Model Openness Framework (MOF)

Task Description

The Model Openness Framework (MOF) is a comprehensive system for evaluating and classifying the completeness and openness of machine learning models, with a strong focus on licensing requirements. By defining 17 distinct components across a model’s lifecycle, MOF promotes transparency, reproducibility, and responsibility in open-source machine learning. Each MOF component has specific licensing criteria to ensure that contributors uphold intellectual property rights while enabling open collaboration.
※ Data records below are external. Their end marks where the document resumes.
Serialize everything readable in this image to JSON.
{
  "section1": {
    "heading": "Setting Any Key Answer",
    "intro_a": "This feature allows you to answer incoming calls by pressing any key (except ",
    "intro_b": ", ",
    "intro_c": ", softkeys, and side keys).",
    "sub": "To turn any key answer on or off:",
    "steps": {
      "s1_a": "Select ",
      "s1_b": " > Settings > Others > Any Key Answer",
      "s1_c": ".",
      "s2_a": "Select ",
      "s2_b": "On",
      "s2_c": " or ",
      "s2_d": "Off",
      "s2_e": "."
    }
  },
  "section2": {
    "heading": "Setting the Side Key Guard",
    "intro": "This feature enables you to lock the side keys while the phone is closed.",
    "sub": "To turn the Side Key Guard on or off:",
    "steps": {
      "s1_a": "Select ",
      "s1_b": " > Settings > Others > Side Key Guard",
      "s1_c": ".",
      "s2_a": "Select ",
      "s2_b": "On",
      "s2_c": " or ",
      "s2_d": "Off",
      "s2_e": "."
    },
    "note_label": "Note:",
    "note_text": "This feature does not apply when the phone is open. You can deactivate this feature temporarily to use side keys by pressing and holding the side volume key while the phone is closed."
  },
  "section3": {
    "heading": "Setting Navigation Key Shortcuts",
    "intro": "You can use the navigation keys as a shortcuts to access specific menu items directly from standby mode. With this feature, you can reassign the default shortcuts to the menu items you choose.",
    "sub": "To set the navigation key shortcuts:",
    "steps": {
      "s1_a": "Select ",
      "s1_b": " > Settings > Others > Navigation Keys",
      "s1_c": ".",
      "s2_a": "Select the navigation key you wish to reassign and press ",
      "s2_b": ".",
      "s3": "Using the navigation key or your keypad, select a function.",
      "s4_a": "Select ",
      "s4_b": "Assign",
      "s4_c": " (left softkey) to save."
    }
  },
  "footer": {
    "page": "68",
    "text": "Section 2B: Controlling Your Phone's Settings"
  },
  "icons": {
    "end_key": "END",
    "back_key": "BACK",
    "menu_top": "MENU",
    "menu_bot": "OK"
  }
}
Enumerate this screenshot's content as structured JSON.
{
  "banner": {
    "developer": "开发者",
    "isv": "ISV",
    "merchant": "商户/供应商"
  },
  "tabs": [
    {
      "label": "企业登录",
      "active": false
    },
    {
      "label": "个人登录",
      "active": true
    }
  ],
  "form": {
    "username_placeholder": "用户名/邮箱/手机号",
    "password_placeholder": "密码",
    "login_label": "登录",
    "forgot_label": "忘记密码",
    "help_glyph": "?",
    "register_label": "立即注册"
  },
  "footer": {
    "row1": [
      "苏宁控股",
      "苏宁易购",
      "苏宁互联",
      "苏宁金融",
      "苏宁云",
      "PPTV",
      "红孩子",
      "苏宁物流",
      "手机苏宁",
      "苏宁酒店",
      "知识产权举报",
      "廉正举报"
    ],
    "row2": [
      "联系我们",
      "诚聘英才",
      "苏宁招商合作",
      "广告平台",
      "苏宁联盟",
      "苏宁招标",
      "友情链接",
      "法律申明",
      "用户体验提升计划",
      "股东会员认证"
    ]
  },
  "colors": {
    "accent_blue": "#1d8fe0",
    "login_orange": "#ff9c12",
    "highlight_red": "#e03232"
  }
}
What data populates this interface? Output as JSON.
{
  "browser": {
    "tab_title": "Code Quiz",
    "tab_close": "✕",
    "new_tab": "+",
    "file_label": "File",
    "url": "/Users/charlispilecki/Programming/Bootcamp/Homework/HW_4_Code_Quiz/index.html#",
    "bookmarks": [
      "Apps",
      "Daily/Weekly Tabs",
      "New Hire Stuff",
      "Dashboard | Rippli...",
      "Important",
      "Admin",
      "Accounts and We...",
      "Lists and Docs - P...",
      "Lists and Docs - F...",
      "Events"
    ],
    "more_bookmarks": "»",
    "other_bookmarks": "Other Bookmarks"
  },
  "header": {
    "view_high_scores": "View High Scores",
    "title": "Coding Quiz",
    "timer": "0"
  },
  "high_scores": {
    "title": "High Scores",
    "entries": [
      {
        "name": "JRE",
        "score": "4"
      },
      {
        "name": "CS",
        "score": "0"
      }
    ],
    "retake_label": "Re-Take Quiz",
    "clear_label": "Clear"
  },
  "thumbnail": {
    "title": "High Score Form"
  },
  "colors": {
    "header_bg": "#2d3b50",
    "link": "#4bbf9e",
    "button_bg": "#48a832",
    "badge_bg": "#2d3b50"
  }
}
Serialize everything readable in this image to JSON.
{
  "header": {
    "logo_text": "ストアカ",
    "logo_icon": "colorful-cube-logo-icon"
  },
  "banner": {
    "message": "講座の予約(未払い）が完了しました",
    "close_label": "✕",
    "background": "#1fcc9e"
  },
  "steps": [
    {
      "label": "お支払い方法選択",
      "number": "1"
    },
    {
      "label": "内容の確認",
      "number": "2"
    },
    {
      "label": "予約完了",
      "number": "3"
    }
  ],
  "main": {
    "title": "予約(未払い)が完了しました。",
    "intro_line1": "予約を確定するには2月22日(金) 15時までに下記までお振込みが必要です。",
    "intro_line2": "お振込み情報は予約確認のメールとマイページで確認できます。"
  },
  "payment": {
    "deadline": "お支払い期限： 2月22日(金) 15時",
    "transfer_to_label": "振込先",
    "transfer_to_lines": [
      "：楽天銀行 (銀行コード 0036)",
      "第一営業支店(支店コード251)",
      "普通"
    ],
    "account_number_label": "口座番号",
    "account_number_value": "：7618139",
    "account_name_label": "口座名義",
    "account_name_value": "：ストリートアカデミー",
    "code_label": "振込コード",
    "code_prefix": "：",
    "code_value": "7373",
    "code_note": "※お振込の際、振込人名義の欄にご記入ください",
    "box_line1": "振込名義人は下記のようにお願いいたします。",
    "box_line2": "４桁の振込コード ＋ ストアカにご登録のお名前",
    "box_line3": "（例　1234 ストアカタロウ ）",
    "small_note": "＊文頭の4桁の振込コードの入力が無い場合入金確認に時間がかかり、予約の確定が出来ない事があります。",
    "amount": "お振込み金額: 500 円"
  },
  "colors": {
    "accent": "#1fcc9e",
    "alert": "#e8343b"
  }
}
In this task, we test the ability of large language models (LLMs) to accurately answer licensing-related questions under MOF. The task comprises three subtasks:

Subtasks

License Abbreviations - Expand or interpret short license abbreviations.
License OSI Approval - Determine whether a given license is approved by the Open Source Initiative (OSI) or not.
Question Answering - Provide detailed answers about licensing requirements in MOF.

Input Format

Each subtask will present a primary request in the form of:

Primary Request: A concise query about licensing in MOF, such as:
- “Expand the following MOF-related abbreviation into its full form: AFL-3.0”
- “Is the Microsoft Shared Source License OSI-approved?”
- “What type of license is the Apache License, Version 2.0?”
Content: If necessary, relevant reference text (e.g., snippets from the OSI website, MOF documentation). However, many prompts may not include separate content if the request is self-contained.

Output Format

The model should output:

Concise Answer: A short, direct response that addresses the primary request.
Optional Explanation (for Q&A subtask): An additional sentence or two that justifies the answer, referencing MOF or OSI guidelines if needed.

Example Input-Output

Subtask 1: License Abbreviations

Input

"Expand the abbreviation: BSD-3-Clause"

Expected Output

"BSD 3-Clause License"

Subtask 2: License OSI Approval

Input

"Is the Apache License 2.0 OSI-approved?"

Expected Output

"Yes"

Subtask 3: Question Answering

Input

"Which licenses are recommended for model parameters under the Model Openness Framework?"

Expected Output

"MOF recommends OSI-approved licenses (e.g., MIT License or Apache License 2.0)
for model parameters to ensure community collaboration and openness."

Dataset

The dataset covers real-world and simulated licensing scenarios under MOF:

License Abbreviations (41 items) Expand or interpret short license labels (e.g.,AAL ).
License OSI Approval (50 items) Determine whether each license is officially approved by the Open Source Initiative.
Question Answering (70 items) Answer more in-depth questions about licensing requirements for specific MOF components (e.g., model parameters, datasets, or source code).

Data	Size	Data Source
License Abbreviations	41	OSI website
License OSI Approval	50	OSI website
Question Answering	70	OSI website, MOF docs
Total	161

Data Usage

Users can:

Fine-tune or evaluate LLMs using this dataset.
Combine OSI references and MOF documentation for improved factual accuracy.
Enhance the model’s capability to address specialized licensing questions by including additional open-source knowledge bases, if desired.

Metrics

Two metrics are used to evaluate performance:

Accuracy For the License Abbreviations and License OSI Approval subtasks, the model’s output is compared to a ground-truth label. Accuracy is computed as:

\[\text{Accuracy} = \frac{\text{Number of Correct Predictions}}{\text{Total Number of Predictions}}\]
FActScore^[1] For the Question Answering subtask, FActScore measures factual precision. A higher FActScore indicates that the model’s answers align more closely with MOF guidelines and reference materials, while a lower score suggests factual inaccuracy.

Below are evaluation results for three baseline models across the three subtasks in MOF Licenses.

Baseline Model	Average Score	License Abbreviations (Accuracy)	License OSI Approval (Accuracy)	Detailed QA (FActScore)
Llama 3.1-8B	0.5149	0.1290	0.7200	0.6956
GPT-4o	0.6564	0.1935	0.9600	0.8156
Mistral Large 2	0.4640	0.1290	0.4400	0.8229

These baseline results serve as benchmarks for evaluating new model submissions on the MOF Licenses task.

References

[1] Sewon Min et al. (2023). FactScore: Fine-grained atomic evaluation of factual precision in long-form text generation. arXiv preprint arXiv:2305.14251. Available at: https://arxiv.org/abs/2305.14251

Note

For additional details on MOF’s 17 components and specific licensing criteria, see White et al. (2024), Model Openness Framework (MOF), as cited in competition documentation or MOF official docs.